View the artist here: https://www.instagram.com/alrightava/

Caleb Sellers
I don’t plan on pushing myself to hurry. I’m simply in the passenger seat and allowing myself to experience any stops that come my way. I will receive greatness in time.

I am a 20-year-old senior at Florida State University majoring in literature/media/culture and African American studies, and I will be graduating with my BA on April 29th. I plan on pursuing a masters and doctorates to become a professor and teach African American literature with the companionship of prominent albums from black artists. By challenging what media can be used for education, I fully believe that music is the mediator between different communities, and with a media that students are familiar with, they are bound to become intrigued and appreciative of this beautiful journey in American literary history.

View the artist here: https://www.instagram.com/calebcsellers/

Alexa Senan
Since high school photography has been my means of self-expression and a way to cope with my environment.
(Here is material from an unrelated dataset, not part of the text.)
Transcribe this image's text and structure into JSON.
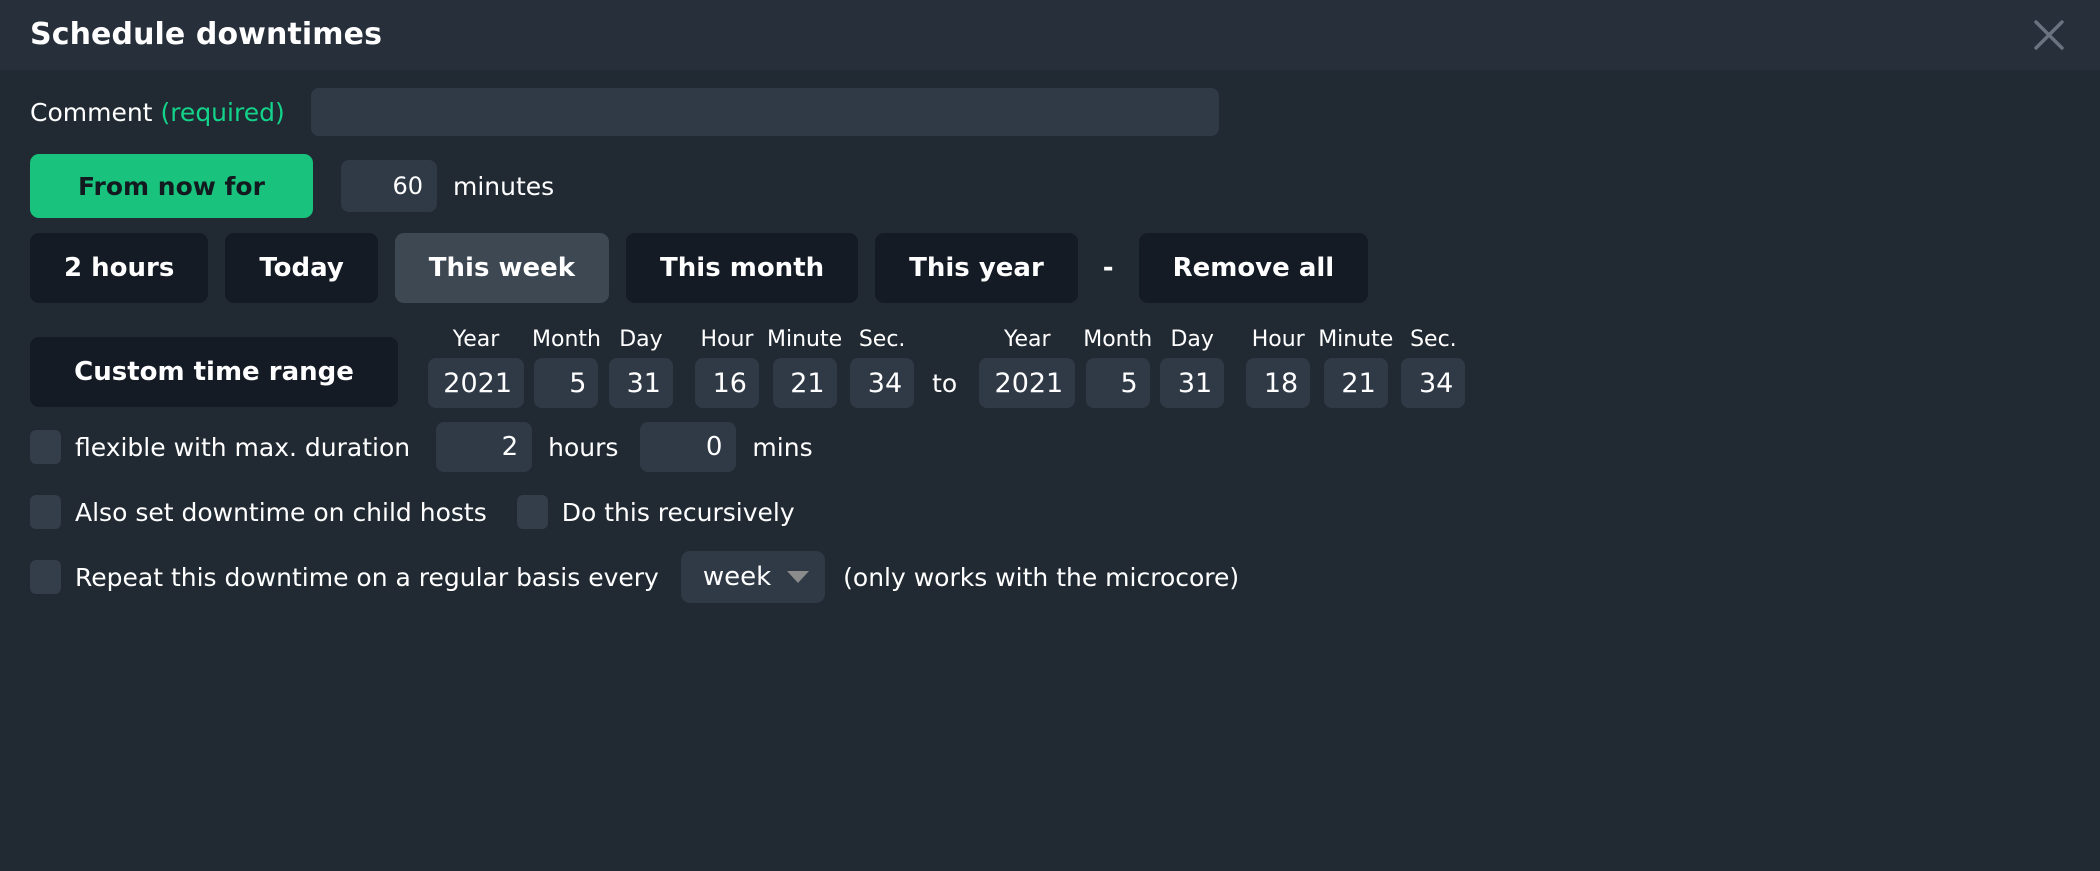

Throughout time,I have fallen in love with the pieces and the thought of myself being able to curate my own work into exhibitions. There is a passion for history and curation and integrating it into my art, as history is not exclusive to the written narrative, art can play an important role in narrating stories and events. My artistic style can best be described as a fantasy staged narrative. I create photographic scenes to reveal certain narratives and evoke emotion. My current body of work derives inspiration from my childhood, growing up in the south, and vintage nostalgia which is best exemplified in my last two pieces Fantasmas and Barbed. Growing up a child of divorce with the rest of my family being overseas, I always longed for family connection and became inspired by Victorian Post-Mortem photography, where families still have the ability to remain close even in the afterlife. In Fantasmas, early photographs of my deceased grandmother were projected onto a living model as an attempt to memorialize a loved one by posing the living with the dead. It is an exploration of the subject of the afterlife, and the longing for any family connection. The installation Barbed is a reflection of motherhood, particularly highlighting my own mother and my deceased abuela who have greatly shaped who I am. Although my pieces emanate from deeply personal experiences, they are a subject of open interpretation.

I am currently in my last semester at Florida State University studying Studio Art with a minor in Museum Studies. In the fall, I will be attending Hunter College in New York City earning my Master of Fine Arts in Interdisciplinary Studio Art.